Engagée depuis 2007 dans un programme d’amélioration de la prise en charge de l’infarctus, la HAS a présenté tout récemment un état des lieux des pratiques. « La mortalité a été réduite de moitié depuis dix ans, rapporte le Dr Armelle Desplanques, chef de projet à la HAS. Mais les chiffres restent encore trop élévés : 13 % des patients pris en charge meurent lors de la première année, dont 7 % à la phase aiguë. » En France, 100 000 personnes sont atteintes d’infarctus du myocarde chaque année. Pour améliorer les soins et leur sécurité, la HAS a rassemblé les sociétés savantes de cardiologie, de médecine d’urgence et de médecine générale. « En ce qui concerne la mortalité aiguë, beaucoup de progrès ont été faits, estime le Pr Nicolas Danchin, cardiologue à l’hôpital européen Georges Pompidou et référent de l’enquête nationale Fast-MI. Nos efforts consistent à améliorer la survie à long terme. » Pour cela, une trentaine d’indicateurs cliniques ont été définis. Ils permettent de mieux identifier les failles de la prise en charge. Par exemple l’utilisation du centre 15… D’après les registres des établissements et les études épidémiologiques, l’entrée dans le parcours de soins se fait par la mauvaise porte.
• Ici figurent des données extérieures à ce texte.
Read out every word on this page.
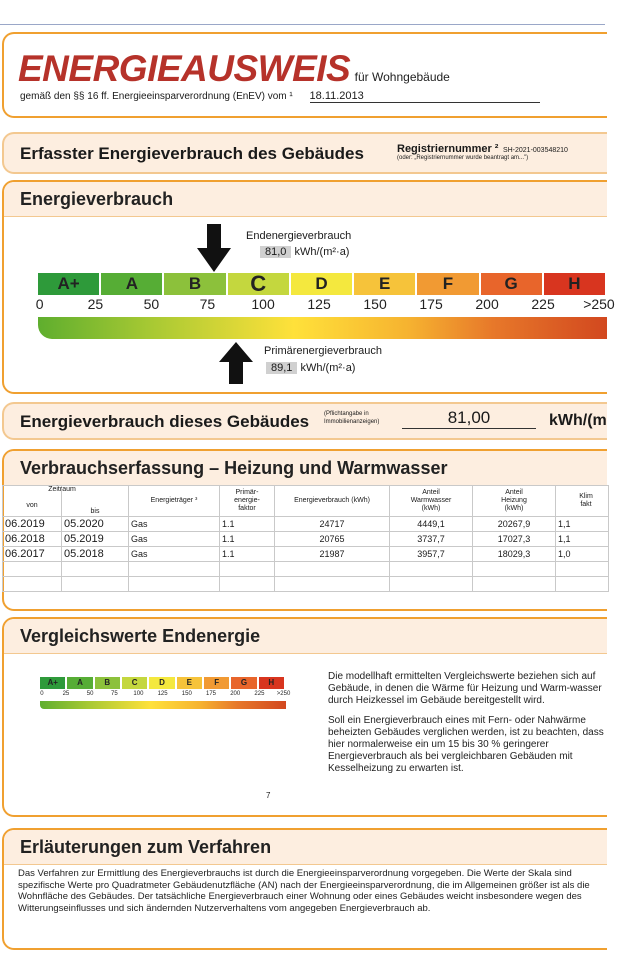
ENERGIEAUSWEIS für Wohngebäude
gemäß den §§ 16 ff. Energieeinsparverordnung (EnEV) vom ¹ 18.11.2013
Erfasster Energieverbrauch des Gebäudes	Registriernummer ² SH-2021-003548210
(oder: „Registriernummer wurde beantragt am...")
Energieverbrauch
Endenergieverbrauch
81,0 kWh/(m²·a)
A+	A	B	C	D	E	F	G	H
0	25	50	75	100 125 150 175 200 225 >250
Primärenergieverbrauch
89,1 kWh/(m²·a)
Energieverbrauch dieses Gebäudes (Pflichtangabe in Immobilienanzeigen)	81,00	kWh/(m
Verbrauchserfassung – Heizung und Warmwasser
Zeitraum
von	bis	Energieträger ³	Primär-energie-faktor	Energieverbrauch (kWh)	Anteil Warmwasser (kWh)	Anteil Heizung (kWh)	Klim fakt

06.2019	05.2020	Gas	1.1	24717	4449,1	20267,9	1,1
06.2018	05.2019	Gas	1.1	20765	3737,7	17027,3	1,1
06.2017	05.2018	Gas	1.1	21987	3957,7	18029,3	1,0

Vergleichswerte Endenergie
A+	A	B	C	D	E	F	G	H
0	25	50	75	100 125 150 175 200 225 >250
7
Die modellhaft ermittelten Vergleichswerte beziehen sich auf Gebäude, in denen die Wärme für Heizung und Warm-wasser durch Heizkessel im Gebäude bereitgestellt wird.
Soll ein Energieverbrauch eines mit Fern- oder Nahwärme beheizten Gebäudes verglichen werden, ist zu beachten, dass hier normalerweise ein um 15 bis 30 % geringerer Energieverbrauch als bei vergleichbaren Gebäuden mit Kesselheizung zu erwarten ist.
Erläuterungen zum Verfahren
Das Verfahren zur Ermittlung des Energieverbrauchs ist durch die Energieeinsparverordnung vorgegeben. Die Werte der Skala sind spezifische Werte pro Quadratmeter Gebäudenutzfläche (AN) nach der Energieeinsparverordnung, die im Allgemeinen größer ist als die Wohnfläche des Gebäudes. Der tatsächliche Energieverbrauch einer Wohnung oder eines Gebäudes weicht insbesondere wegen des Witterungseinflusses und sich ändernden Nutzerverhaltens vom angegeben Energieverbrauch ab.
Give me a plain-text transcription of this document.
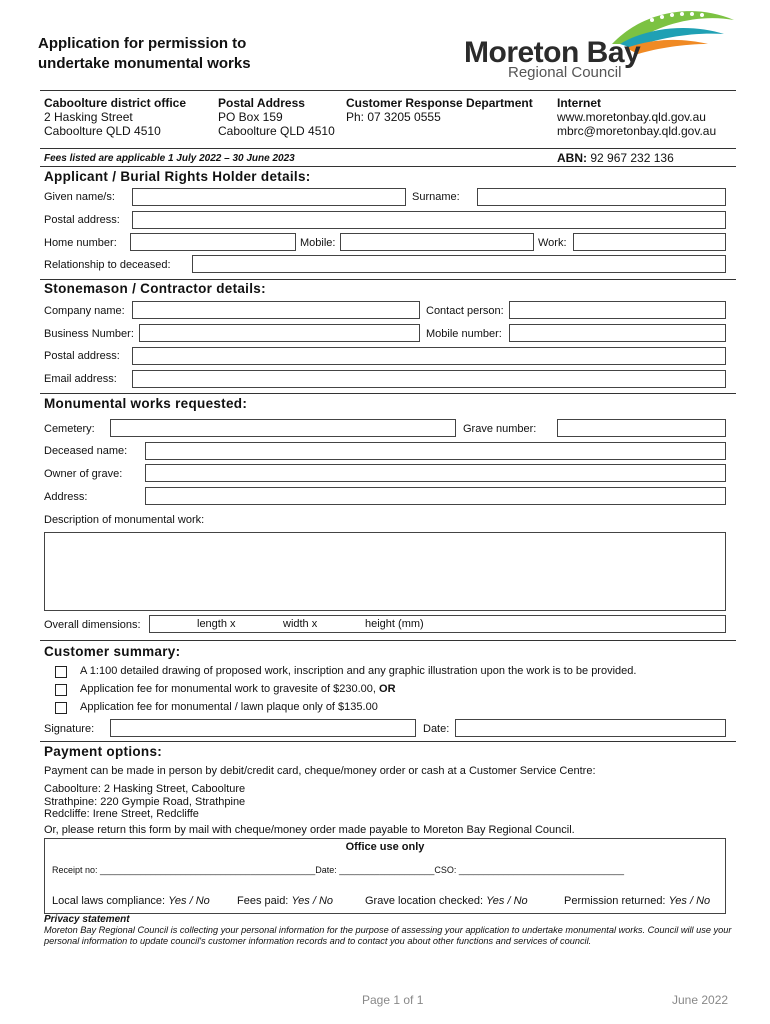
Application for permission to
undertake monumental works	Moreton Bay
Regional Council
Caboolture district office
2 Hasking Street
Caboolture QLD 4510
Postal Address
PO Box 159
Caboolture QLD 4510
Customer Response Department
Ph: 07 3205 0555
Internet
www.moretonbay.qld.gov.au
mbrc@moretonbay.qld.gov.au
Fees listed are applicable 1 July 2022 – 30 June 2023	ABN: 92 967 232 136
Applicant / Burial Rights Holder details:
Given name/s:	Surname:
Postal address:
Home number:	Mobile:	Work:
Relationship to deceased:
Stonemason / Contractor details:
Company name:	Contact person:
Business Number:	Mobile number:
Postal address:
Email address:
Monumental works requested:
Cemetery:	Grave number:
Deceased name:
Owner of grave:
Address:
Description of monumental work:
Overall dimensions:	length x	width x	height (mm)
Customer summary:
A 1:100 detailed drawing of proposed work, inscription and any graphic illustration upon the work is to be provided.
Application fee for monumental work to gravesite of $230.00, OR
Application fee for monumental / lawn plaque only of $135.00
Signature:	Date:
Payment options:
Payment can be made in person by debit/credit card, cheque/money order or cash at a Customer Service Centre:
Caboolture: 2 Hasking Street, Caboolture
Strathpine: 220 Gympie Road, Strathpine
Redcliffe: Irene Street, Redcliffe
Or, please return this form by mail with cheque/money order made payable to Moreton Bay Regional Council.
Office use only
Receipt no: ___________________________________________Date: ___________________CSO: _________________________________
Local laws compliance: Yes / No Fees paid: Yes / No	Grave location checked: Yes / No	Permission returned: Yes / No
Privacy statement
Moreton Bay Regional Council is collecting your personal information for the purpose of assessing your application to undertake monumental works. Council will use your personal information to update council's customer information records and to contact you about other functions and services of council.
Page 1 of 1	June 2022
Un problème aigu pour les personnes à risque


« Les patients sous-utilisent le centre 15, seul un quart des infarctus a été pris en charge après un appel au centre 15, confirme le Dr Patrick Goldstein, président de la société française de médecine d’urgence. Ce qui est dramatique, c’est que le centre 15 est mal utilisé par des personnes à risques, comme le patient âgé de 55-60 ans qui a une douleur aiguë vers 4 heures du matin. Il préfère attendre la journée pour appeler son cardiologue, alors que toutes les études prouvent qu’il s’agit d’un signe annonciateur de crise. C’est une énorme perte de temps, et pire, le patient peut faire un arrêt cardiaque à 6 heures du matin ». Le Pr Danchin confirme : « L’étude française sur la prise en charge des syndromes coronariens aigus, Fast-MI, montre qu’une majorité de patients qui a déjà fait un infarctus, n’utilise pas le centre 15 lors d’une récidive ».

Problème de communication entre les cardiologues et les patients ? Face à ce constat, le Dr Jean-François Thébault, cardiologue libéral et président du Conseil national professionnel de cardiologie, annonce la création d’une fiche d’information synthétique que le cardiologue peut remettre à son patient coronarien. « Tous les signes avant-coureurs de récidive sont répertoriés, et on indique que le centre 15 est le meilleur recours possible ».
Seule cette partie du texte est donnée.